6. The process as claimed in claim 4, wherein the extract after drying has moisture in the range of 1% to 3 %.
7. The process as claimed in claim 1, wherein the extraction is carried out by at least one technique selected from the group consisting of hot stirring, reflux conventional extraction method, percolation, decoction, and supercritical fluid extraction performed in any order.
8. The process as claimed in claim 1, wherein the solvent contains 60% to 80% ethanol and 40% to 20% water.
9. The process as claimed in claim 1, wherein the extraction the treated plant material is carried out at a temperature ranging from 70°C to 80°C and for a time period ranging from 5 to 10 hours.

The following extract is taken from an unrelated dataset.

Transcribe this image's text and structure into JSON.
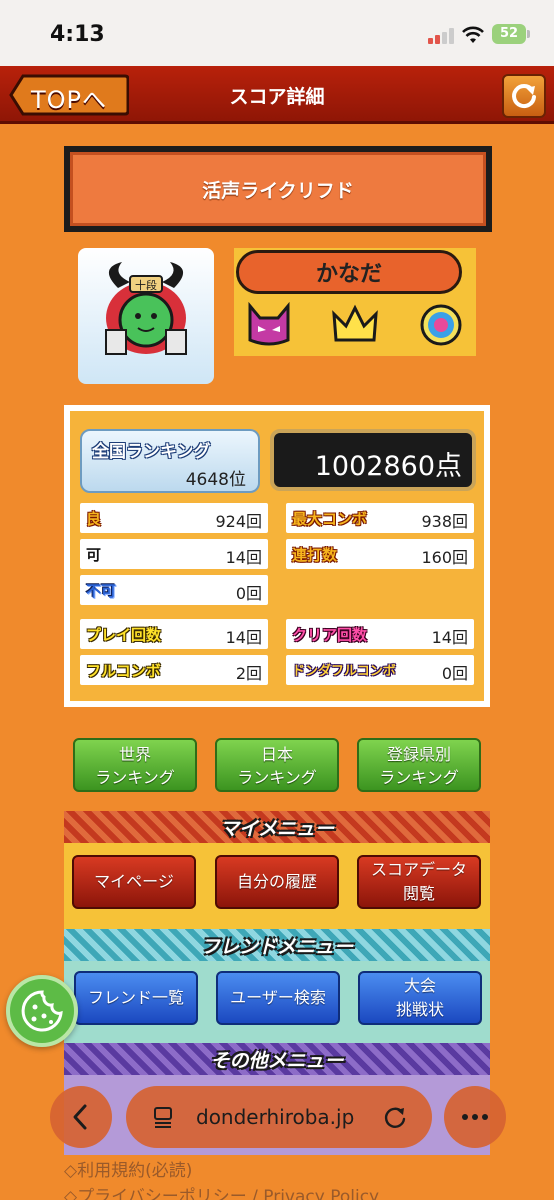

10. The process as claimed in claim 1, wherein the extract is dried at a temperature ranging from 80°C to 85°C to obtain a dried extract.
11. A Mangifera indica extract obtained by the process as claimed in any of the preceding claims, wherein the extract comprises polyphenolic compounds comprising at least one of gallic acid, 3, 4-dihydroxy benzoic acid, methyl gallate, proplyl gallate, pyrogallol, parahydroxy benzoic acid, vanillic acid, syringic acid, ferulic acid and ethyl gallate; and flavonoids comprising at least one of mangiferin, catechin, epicatechin and quercetin dehydrate.
12. A herbal composition for managing obesity comprising :
Mangifera indica extract comprising 60% to 90% powdered extract of dried bark, 5% to 20% powdered extract of dried leaves and 5% to 20% of powdered extract of dried skin of ripe fruit said having moisture between 1% to 3%.
13. The herbal composition as claimed in claim 12, wherein the Mangifera indica extract comprises flavonoids and polyphenols.
14. The herbal composition as claimed in claims 12, wherein the flavonoids comprise at least one of mangiferin, catechin, epicatechin and quercetin dehydrate.
15. The herbal composition as claimed in claim 12, wherein the amount of flavonoids ranges from 27.63% to 29.49% of the total mass of the herbal composition.
16. The herbal composition as claimed in claim 12, wherein the polyphenols comprise at least one of gallic acid, 3, 4-dihydroxy benzoic acid, methyl gallate, proplyl gallate, pyrogallol, parahydroxy benzoic acid, vanillic acid, syringic acid, ferulic acid and ethyl gallate.
17. The herbal composition as claimed in claim 12, wherein the amount of polyphenols ranges from 17.1% to 20.7% of the total mass of the herbal composition.